Segundo o Banco Mundial, atualmente são gastos US$ 5 bilhões por ano na promoção de bens públicos transnacionais. Outros US$ 11 bilhões destinam-se a atividades complementares que promovem a absorção desses bens públicos pelos países em desenvolvimento.
No leque de ações de ajuda promovidas por países, o peso do financiamento a bens públicos nacionais e transnacionais passou de 16% para 40% do total entre os anos 80 e 90.
Já nos organismos multilaterais, predomina a ajuda a governos e, portanto, o financiamento a bens públicos nacionais.

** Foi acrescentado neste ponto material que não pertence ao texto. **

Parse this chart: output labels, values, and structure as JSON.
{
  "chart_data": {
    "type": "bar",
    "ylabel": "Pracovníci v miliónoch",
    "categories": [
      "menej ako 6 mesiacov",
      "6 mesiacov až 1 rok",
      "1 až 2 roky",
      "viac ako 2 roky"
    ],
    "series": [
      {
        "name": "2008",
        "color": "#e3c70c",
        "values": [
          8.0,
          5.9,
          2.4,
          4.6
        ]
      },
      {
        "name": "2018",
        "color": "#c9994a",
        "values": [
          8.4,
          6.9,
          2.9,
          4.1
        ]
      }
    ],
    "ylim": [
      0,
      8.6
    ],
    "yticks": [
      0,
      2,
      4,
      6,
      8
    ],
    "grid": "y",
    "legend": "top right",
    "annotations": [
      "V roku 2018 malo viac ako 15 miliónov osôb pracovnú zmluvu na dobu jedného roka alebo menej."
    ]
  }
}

Organizações como o Banco de Desenvolvimento Asiático e o BID destinaram respectivamente 7% e 2% de seus orçamentos de ajuda à promoção de bens públicos transnacionais.
Mas nem tudo é esperança nessa renascença das preocupações com a oferta global, regional e nacional de bens públicos. Estudos revelam que a nova modalidade de ajuda substitui as antigas. Em alguns casos, o volume total de ajuda cai, ainda que o financiamento a bens públicos transnacionais ganhe importância.

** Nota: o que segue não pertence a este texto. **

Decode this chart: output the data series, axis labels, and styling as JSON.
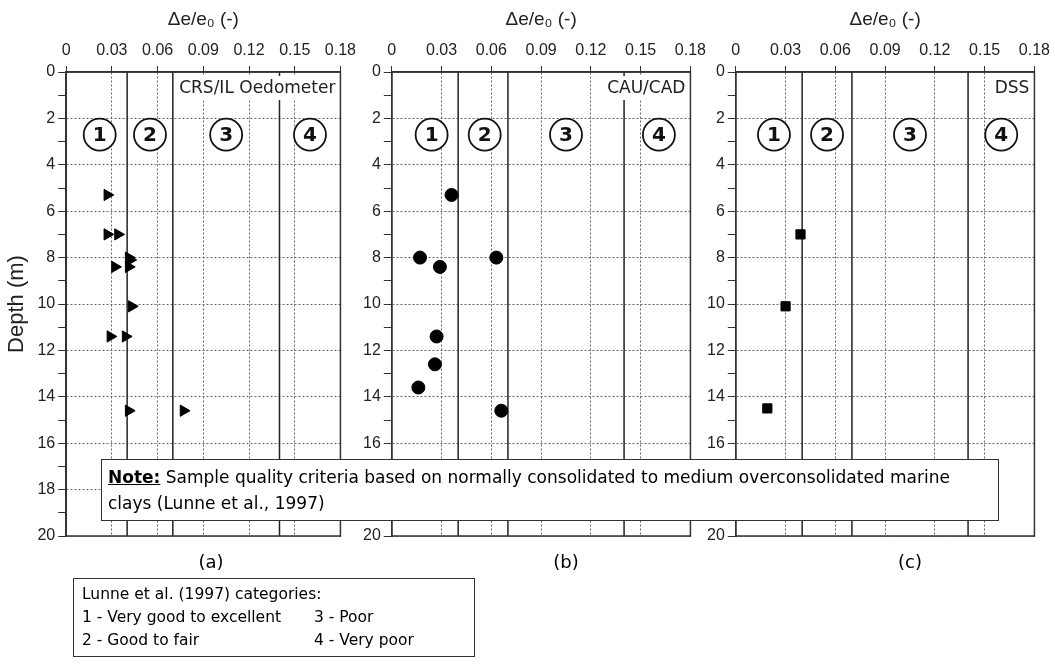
{
  "chart_data": [
    {
      "type": "scatter",
      "xlabel": "Δe/e₀ (-)",
      "ylabel": "Depth (m)",
      "marker": "triangle",
      "grid": true,
      "xlim": [
        0,
        0.18
      ],
      "xticks": [
        0,
        0.03,
        0.06,
        0.09,
        0.12,
        0.15,
        0.18
      ],
      "ylim": [
        20,
        0
      ],
      "yticks": [
        0,
        {
          "value": 1,
          "label": null
        },
        2,
        {
          "value": 3,
          "label": null
        },
        4,
        {
          "value": 5,
          "label": null
        },
        6,
        {
          "value": 7,
          "label": null
        },
        8,
        {
          "value": 9,
          "label": null
        },
        10,
        {
          "value": 11,
          "label": null
        },
        12,
        {
          "value": 13,
          "label": null
        },
        14,
        {
          "value": 15,
          "label": null
        },
        16,
        {
          "value": 17,
          "label": null
        },
        18,
        {
          "value": 19,
          "label": null
        },
        20
      ],
      "series": [
        {
          "color": "#000000",
          "x": [
            0.027,
            0.027,
            0.034,
            0.041,
            0.042,
            0.032,
            0.041,
            0.043,
            0.029,
            0.039,
            0.041,
            0.077
          ],
          "values": [
            5.3,
            7.0,
            7.0,
            8.0,
            8.1,
            8.4,
            8.4,
            10.1,
            11.4,
            11.4,
            14.6,
            14.6
          ]
        }
      ],
      "ref_lines": [
        {
          "axis": "x",
          "value": 0.04
        },
        {
          "axis": "x",
          "value": 0.07
        },
        {
          "axis": "x",
          "value": 0.14
        }
      ],
      "annotations": [
        "CRS/IL Oedometer",
        "(a)",
        "Note: Sample quality criteria based on normally consolidated to medium overconsolidated marine clays (Lunne et al., 1997)",
        {
          "text": "1",
          "x": 0.022,
          "y": 2.7
        },
        {
          "text": "2",
          "x": 0.055,
          "y": 2.7
        },
        {
          "text": "3",
          "x": 0.105,
          "y": 2.7
        },
        {
          "text": "4",
          "x": 0.16,
          "y": 2.7
        }
      ]
    },
    {
      "type": "scatter",
      "xlabel": "Δe/e₀ (-)",
      "marker": "circle",
      "grid": true,
      "xlim": [
        0,
        0.18
      ],
      "xticks": [
        0,
        0.03,
        0.06,
        0.09,
        0.12,
        0.15,
        0.18
      ],
      "ylim": [
        20,
        0
      ],
      "yticks": [
        0,
        {
          "value": 1,
          "label": null
        },
        2,
        {
          "value": 3,
          "label": null
        },
        4,
        {
          "value": 5,
          "label": null
        },
        6,
        {
          "value": 7,
          "label": null
        },
        8,
        {
          "value": 9,
          "label": null
        },
        10,
        {
          "value": 11,
          "label": null
        },
        12,
        {
          "value": 13,
          "label": null
        },
        14,
        {
          "value": 15,
          "label": null
        },
        16,
        {
          "value": 17,
          "label": null
        },
        {
          "value": 18,
          "label": null
        },
        {
          "value": 19,
          "label": null
        },
        20
      ],
      "series": [
        {
          "color": "#000000",
          "x": [
            0.036,
            0.017,
            0.063,
            0.029,
            0.027,
            0.026,
            0.016,
            0.066
          ],
          "values": [
            5.3,
            8.0,
            8.0,
            8.4,
            11.4,
            12.6,
            13.6,
            14.6
          ]
        }
      ],
      "ref_lines": [
        {
          "axis": "x",
          "value": 0.04
        },
        {
          "axis": "x",
          "value": 0.07
        },
        {
          "axis": "x",
          "value": 0.14
        }
      ],
      "annotations": [
        "CAU/CAD",
        "(b)",
        {
          "text": "1",
          "x": 0.024,
          "y": 2.7
        },
        {
          "text": "2",
          "x": 0.056,
          "y": 2.7
        },
        {
          "text": "3",
          "x": 0.105,
          "y": 2.7
        },
        {
          "text": "4",
          "x": 0.161,
          "y": 2.7
        }
      ]
    },
    {
      "type": "scatter",
      "xlabel": "Δe/e₀ (-)",
      "marker": "square",
      "grid": true,
      "xlim": [
        0,
        0.18
      ],
      "xticks": [
        0,
        0.03,
        0.06,
        0.09,
        0.12,
        0.15,
        0.18
      ],
      "ylim": [
        20,
        0
      ],
      "yticks": [
        0,
        {
          "value": 1,
          "label": null
        },
        2,
        {
          "value": 3,
          "label": null
        },
        4,
        {
          "value": 5,
          "label": null
        },
        6,
        {
          "value": 7,
          "label": null
        },
        8,
        {
          "value": 9,
          "label": null
        },
        10,
        {
          "value": 11,
          "label": null
        },
        12,
        {
          "value": 13,
          "label": null
        },
        14,
        {
          "value": 15,
          "label": null
        },
        16,
        {
          "value": 17,
          "label": null
        },
        {
          "value": 18,
          "label": null
        },
        {
          "value": 19,
          "label": null
        },
        20
      ],
      "series": [
        {
          "color": "#000000",
          "x": [
            0.039,
            0.03,
            0.019
          ],
          "values": [
            7.0,
            10.1,
            14.5
          ]
        }
      ],
      "ref_lines": [
        {
          "axis": "x",
          "value": 0.04
        },
        {
          "axis": "x",
          "value": 0.07
        },
        {
          "axis": "x",
          "value": 0.14
        }
      ],
      "annotations": [
        "DSS",
        "(c)",
        {
          "text": "1",
          "x": 0.023,
          "y": 2.7
        },
        {
          "text": "2",
          "x": 0.055,
          "y": 2.7
        },
        {
          "text": "3",
          "x": 0.105,
          "y": 2.7
        },
        {
          "text": "4",
          "x": 0.16,
          "y": 2.7
        }
      ]
    },
    {
      "type": "other",
      "title": "Lunne et al. (1997) categories:",
      "annotations": [
        "1 - Very good to excellent",
        "3 - Poor",
        "2 - Good to fair",
        "4 - Very poor"
      ]
    }
  ]
}
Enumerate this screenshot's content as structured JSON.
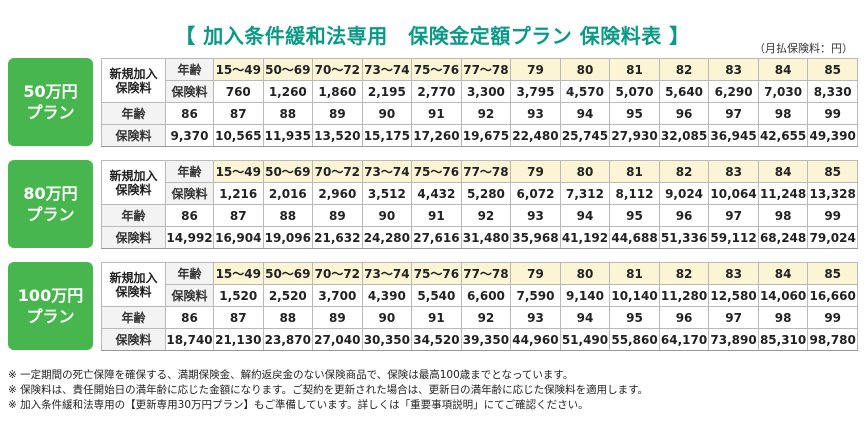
{
  "title": {
    "open_bracket": "【",
    "text": "加入条件緩和法専用　保険金定額プラン 保険料表",
    "close_bracket": "】"
  },
  "unit_note": "（月払保険料：円）",
  "labels": {
    "new_join_line1": "新規加入",
    "new_join_line2": "保険料",
    "age": "年齢",
    "premium": "保険料"
  },
  "plans": [
    {
      "name_line1": "50万円",
      "name_line2": "プラン",
      "ages1": [
        "15～49",
        "50～69",
        "70～72",
        "73～74",
        "75～76",
        "77～78",
        "79",
        "80",
        "81",
        "82",
        "83",
        "84",
        "85"
      ],
      "premiums1": [
        "760",
        "1,260",
        "1,860",
        "2,195",
        "2,770",
        "3,300",
        "3,795",
        "4,570",
        "5,070",
        "5,640",
        "6,290",
        "7,030",
        "8,330"
      ],
      "ages2": [
        "86",
        "87",
        "88",
        "89",
        "90",
        "91",
        "92",
        "93",
        "94",
        "95",
        "96",
        "97",
        "98",
        "99"
      ],
      "premiums2": [
        "9,370",
        "10,565",
        "11,935",
        "13,520",
        "15,175",
        "17,260",
        "19,675",
        "22,480",
        "25,745",
        "27,930",
        "32,085",
        "36,945",
        "42,655",
        "49,390"
      ]
    },
    {
      "name_line1": "80万円",
      "name_line2": "プラン",
      "ages1": [
        "15～49",
        "50～69",
        "70～72",
        "73～74",
        "75～76",
        "77～78",
        "79",
        "80",
        "81",
        "82",
        "83",
        "84",
        "85"
      ],
      "premiums1": [
        "1,216",
        "2,016",
        "2,960",
        "3,512",
        "4,432",
        "5,280",
        "6,072",
        "7,312",
        "8,112",
        "9,024",
        "10,064",
        "11,248",
        "13,328"
      ],
      "ages2": [
        "86",
        "87",
        "88",
        "89",
        "90",
        "91",
        "92",
        "93",
        "94",
        "95",
        "96",
        "97",
        "98",
        "99"
      ],
      "premiums2": [
        "14,992",
        "16,904",
        "19,096",
        "21,632",
        "24,280",
        "27,616",
        "31,480",
        "35,968",
        "41,192",
        "44,688",
        "51,336",
        "59,112",
        "68,248",
        "79,024"
      ]
    },
    {
      "name_line1": "100万円",
      "name_line2": "プラン",
      "ages1": [
        "15～49",
        "50～69",
        "70～72",
        "73～74",
        "75～76",
        "77～78",
        "79",
        "80",
        "81",
        "82",
        "83",
        "84",
        "85"
      ],
      "premiums1": [
        "1,520",
        "2,520",
        "3,700",
        "4,390",
        "5,540",
        "6,600",
        "7,590",
        "9,140",
        "10,140",
        "11,280",
        "12,580",
        "14,060",
        "16,660"
      ],
      "ages2": [
        "86",
        "87",
        "88",
        "89",
        "90",
        "91",
        "92",
        "93",
        "94",
        "95",
        "96",
        "97",
        "98",
        "99"
      ],
      "premiums2": [
        "18,740",
        "21,130",
        "23,870",
        "27,040",
        "30,350",
        "34,520",
        "39,350",
        "44,960",
        "51,490",
        "55,860",
        "64,170",
        "73,890",
        "85,310",
        "98,780"
      ]
    }
  ],
  "notes": [
    "※ 一定期間の死亡保障を確保する、満期保険金、解約返戻金のない保険商品で、保険は最高100歳までとなっています。",
    "※ 保険料は、責任開始日の満年齢に応じた金額になります。ご契約を更新された場合は、更新日の満年齢に応じた保険料を適用します。",
    "※ 加入条件緩和法専用の【更新専用30万円プラン】もご準備しています。詳しくは「重要事項説明」にてご確認ください。"
  ]
}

Na prática, o interesse dos países ricos pela ampliação de bens públicos transnacionais remedeia, mas não resolve os desajustes criados pela globalização.
Antigamente, os países ricos focalizavam seus esforços de ajuda em países isolados, em geral associando essa ajuda a vendas de produtos, serviços e tecnologias. A nova abordagem reflete o surgimento de problemas novos, globais (poluição, crime organizado e contágio de crises financeiras). Mas a preocupação com a oferta de algum remédio para os males da globalização não produz alteração nas políticas macroeconômicas e financeiras recomendadas pelo Banco Mundial, o FMI e outras organizações. Num contexto de crise, a oferta de bens públicos produz no máximo uma globalização remediada.